8.4.06

Lear

Je viens d’aller voir le roi Lear.
Pour me changer les idées.

Quoique …

Quoique cette vieillissante figure autocratique, qui ne peut lâcher son pouvoir qu’en échange d’une protestation d’amour, fut-elle de la dernière hypocrisie, avait de quoi faire écho à de très actuelles figures.
Et bien sûr la modernité du texte ajouté au choix de mise en scène qui pose Piccoli en capitaine d’industrie ne pouvait que renforcer ce petit jeu d’associations. Le moyen d’y résister…
C’est d’ailleurs là où le bât a failli blesser la spectatrice pourtant acquise d’avance au texte. Il faut pouvoir éprouver de la sympathie pour Lear, même s’il apparaît l’artisan de son naufrage.
Or le personnage du roi, ainsi incarné, paraissait un peu trop proche de figures réelles du cynisme, pour être attachant.
Car enfin, quand le roi, le cul dans la neige, découvre que les pauvres peuvent avoir froid, il faut que son arrogance soit déjà en partie rachetée par le processus ce de dépouillement qui est à l’œuvre.
Ce n’est qu’après la première demi-heure que je me suis vraiment laissée prendre à la force du texte et au jeu de Piccoli.
Je n’ai pas tout aimé, mais la voix parfois incertaine, brisée et capricieuse de Piccoli, si.

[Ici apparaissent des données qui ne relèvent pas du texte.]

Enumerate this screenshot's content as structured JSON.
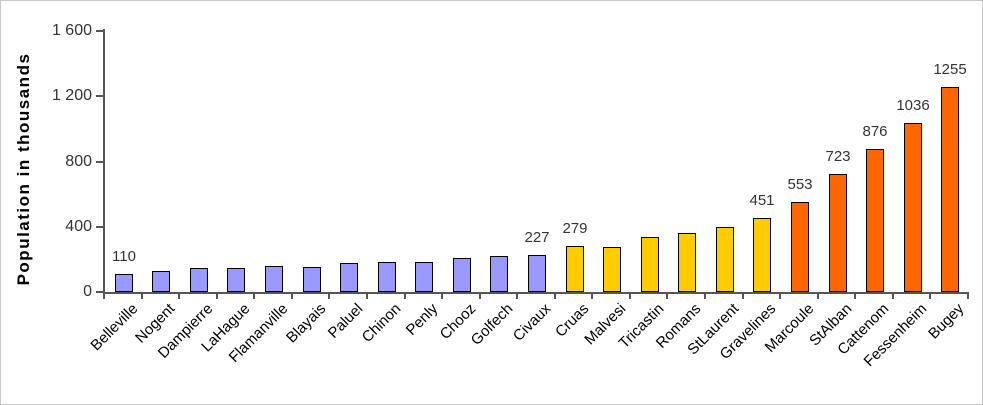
{
  "chart_data": {
    "type": "bar",
    "title": "",
    "ylabel": "Population in thousands",
    "xlabel": "",
    "ylim": [
      0,
      1600
    ],
    "grid": false,
    "legend": "none",
    "yticks": [
      {
        "value": 0,
        "label": "0"
      },
      {
        "value": 400,
        "label": "400"
      },
      {
        "value": 800,
        "label": "800"
      },
      {
        "value": 1200,
        "label": "1 200"
      },
      {
        "value": 1600,
        "label": "1 600"
      }
    ],
    "categories": [
      "Belleville",
      "Nogent",
      "Dampierre",
      "LaHague",
      "Flamanville",
      "Blayais",
      "Paluel",
      "Chinon",
      "Penly",
      "Chooz",
      "Golfech",
      "Civaux",
      "Cruas",
      "Malvesi",
      "Tricastin",
      "Romans",
      "StLaurent",
      "Gravelines",
      "Marcoule",
      "StAlban",
      "Cattenom",
      "Fessenheim",
      "Bugey"
    ],
    "bars": [
      {
        "category": "Belleville",
        "value": 110,
        "data_label": "110",
        "color": "#9999FF"
      },
      {
        "category": "Nogent",
        "value": 130,
        "data_label": "",
        "color": "#9999FF"
      },
      {
        "category": "Dampierre",
        "value": 150,
        "data_label": "",
        "color": "#9999FF"
      },
      {
        "category": "LaHague",
        "value": 150,
        "data_label": "",
        "color": "#9999FF"
      },
      {
        "category": "Flamanville",
        "value": 160,
        "data_label": "",
        "color": "#9999FF"
      },
      {
        "category": "Blayais",
        "value": 155,
        "data_label": "",
        "color": "#9999FF"
      },
      {
        "category": "Paluel",
        "value": 180,
        "data_label": "",
        "color": "#9999FF"
      },
      {
        "category": "Chinon",
        "value": 185,
        "data_label": "",
        "color": "#9999FF"
      },
      {
        "category": "Penly",
        "value": 185,
        "data_label": "",
        "color": "#9999FF"
      },
      {
        "category": "Chooz",
        "value": 210,
        "data_label": "",
        "color": "#9999FF"
      },
      {
        "category": "Golfech",
        "value": 220,
        "data_label": "",
        "color": "#9999FF"
      },
      {
        "category": "Civaux",
        "value": 227,
        "data_label": "227",
        "color": "#9999FF"
      },
      {
        "category": "Cruas",
        "value": 279,
        "data_label": "279",
        "color": "#FFCC00"
      },
      {
        "category": "Malvesi",
        "value": 275,
        "data_label": "",
        "color": "#FFCC00"
      },
      {
        "category": "Tricastin",
        "value": 340,
        "data_label": "",
        "color": "#FFCC00"
      },
      {
        "category": "Romans",
        "value": 360,
        "data_label": "",
        "color": "#FFCC00"
      },
      {
        "category": "StLaurent",
        "value": 400,
        "data_label": "",
        "color": "#FFCC00"
      },
      {
        "category": "Gravelines",
        "value": 451,
        "data_label": "451",
        "color": "#FFCC00"
      },
      {
        "category": "Marcoule",
        "value": 553,
        "data_label": "553",
        "color": "#FF6600"
      },
      {
        "category": "StAlban",
        "value": 723,
        "data_label": "723",
        "color": "#FF6600"
      },
      {
        "category": "Cattenom",
        "value": 876,
        "data_label": "876",
        "color": "#FF6600"
      },
      {
        "category": "Fessenheim",
        "value": 1036,
        "data_label": "1036",
        "color": "#FF6600"
      },
      {
        "category": "Bugey",
        "value": 1255,
        "data_label": "1255",
        "color": "#FF6600"
      }
    ],
    "color_groups": {
      "low_population": "#9999FF",
      "mid_population": "#FFCC00",
      "high_population": "#FF6600"
    }
  },
  "colors": {
    "axis": "#555555",
    "bar_border": "#000000",
    "value_label_text": "#333333",
    "tick_label_text": "#333333",
    "category_label_text": "#000000",
    "background": "#FFFFFF"
  }
}
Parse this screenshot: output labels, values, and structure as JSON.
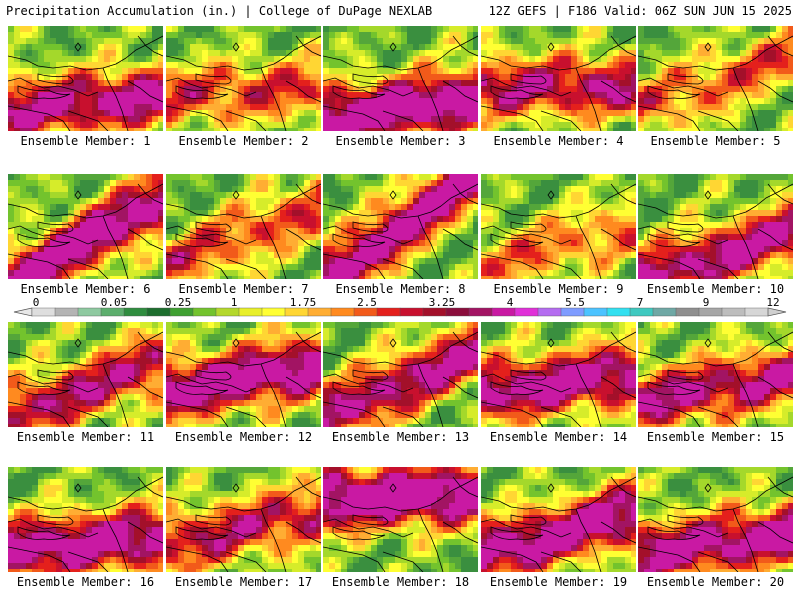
{
  "header": {
    "title_left": "Precipitation Accumulation (in.) | College of DuPage NEXLAB",
    "title_right": "12Z GEFS | F186 Valid: 06Z SUN JUN 15 2025"
  },
  "panels": [
    {
      "label": "Ensemble Member: 1",
      "heavy_band": 0.7,
      "axis_tilt": 0.1,
      "intensity": 0.85
    },
    {
      "label": "Ensemble Member: 2",
      "heavy_band": 0.6,
      "axis_tilt": 0.05,
      "intensity": 0.55
    },
    {
      "label": "Ensemble Member: 3",
      "heavy_band": 0.75,
      "axis_tilt": 0.15,
      "intensity": 1.0
    },
    {
      "label": "Ensemble Member: 4",
      "heavy_band": 0.55,
      "axis_tilt": 0.0,
      "intensity": 0.75
    },
    {
      "label": "Ensemble Member: 5",
      "heavy_band": 0.5,
      "axis_tilt": 0.4,
      "intensity": 0.5
    },
    {
      "label": "Ensemble Member: 6",
      "heavy_band": 0.6,
      "axis_tilt": 0.6,
      "intensity": 0.95
    },
    {
      "label": "Ensemble Member: 7",
      "heavy_band": 0.55,
      "axis_tilt": 0.45,
      "intensity": 0.55
    },
    {
      "label": "Ensemble Member: 8",
      "heavy_band": 0.45,
      "axis_tilt": 0.8,
      "intensity": 1.0
    },
    {
      "label": "Ensemble Member: 9",
      "heavy_band": 0.65,
      "axis_tilt": 0.3,
      "intensity": 0.45
    },
    {
      "label": "Ensemble Member: 10",
      "heavy_band": 0.75,
      "axis_tilt": 0.35,
      "intensity": 0.85
    },
    {
      "label": "Ensemble Member: 11",
      "heavy_band": 0.6,
      "axis_tilt": 0.4,
      "intensity": 0.75
    },
    {
      "label": "Ensemble Member: 12",
      "heavy_band": 0.5,
      "axis_tilt": 0.2,
      "intensity": 0.95
    },
    {
      "label": "Ensemble Member: 13",
      "heavy_band": 0.55,
      "axis_tilt": 0.5,
      "intensity": 0.85
    },
    {
      "label": "Ensemble Member: 14",
      "heavy_band": 0.55,
      "axis_tilt": 0.15,
      "intensity": 0.9
    },
    {
      "label": "Ensemble Member: 15",
      "heavy_band": 0.6,
      "axis_tilt": 0.2,
      "intensity": 0.8
    },
    {
      "label": "Ensemble Member: 16",
      "heavy_band": 0.7,
      "axis_tilt": 0.1,
      "intensity": 0.95
    },
    {
      "label": "Ensemble Member: 17",
      "heavy_band": 0.55,
      "axis_tilt": 0.25,
      "intensity": 0.7
    },
    {
      "label": "Ensemble Member: 18",
      "heavy_band": 0.25,
      "axis_tilt": 0.05,
      "intensity": 1.0
    },
    {
      "label": "Ensemble Member: 19",
      "heavy_band": 0.6,
      "axis_tilt": 0.3,
      "intensity": 0.95
    },
    {
      "label": "Ensemble Member: 20",
      "heavy_band": 0.7,
      "axis_tilt": 0.15,
      "intensity": 0.9
    }
  ],
  "colorbar": {
    "labels": [
      "0",
      "0.05",
      "0.25",
      "1",
      "1.75",
      "2.5",
      "3.25",
      "4",
      "5.5",
      "7",
      "9",
      "12"
    ],
    "colors": [
      "#dedede",
      "#b4b4b4",
      "#8ec9a0",
      "#5cae6d",
      "#2f8d3f",
      "#1d6e2e",
      "#3fa032",
      "#73c32d",
      "#b4d82c",
      "#e8ef2a",
      "#ffff33",
      "#ffd633",
      "#ffad33",
      "#ff8a1f",
      "#f25a1a",
      "#e4201c",
      "#c8102e",
      "#a3102a",
      "#8b0d3c",
      "#a21463",
      "#c919a3",
      "#e030d8",
      "#b46cf0",
      "#7f9cff",
      "#4cc3ff",
      "#33e0f0",
      "#3fc9c0",
      "#6fa8a5",
      "#8f8f8f",
      "#a6a6a6",
      "#bdbdbd",
      "#d6d6d6"
    ]
  }
}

Cette histoire est aussi celle du caprice des vieux, qui retournent à cette enfance où l’on tape du pied en disant « je veux, j’ai droit », comme une dernière tentative avant l’ultime renoncement. J’aime que le metteur en scène n’en ait pas fait seulement un père trahi, mais surtout un homme qui vacille d’avoir tout confondu, le pouvoir et l’amour, l’amour filial et conjugal. Ne chasse-t-il pas Cordélia parce qu’elle a osé marquer la place d’un mari auprès d’elle, plutôt que de TOUT donner à son père ?
Ce qui est prodigieux dans ce texte, c’est qu’on finit par avoir de la compassion pour tout le monde. Pour les méchants parce que presque tous ont été des enfants mal aimés, pour les fous parce que leur sagesse ne suffit pas à sauver tout le monde, et pour Lear, le vieil homme nu, privé même en dernier lieu de sa démence, parce qu’il a compris trop tard que le renoncement, c’était bien autre chose que distribuer ses biens.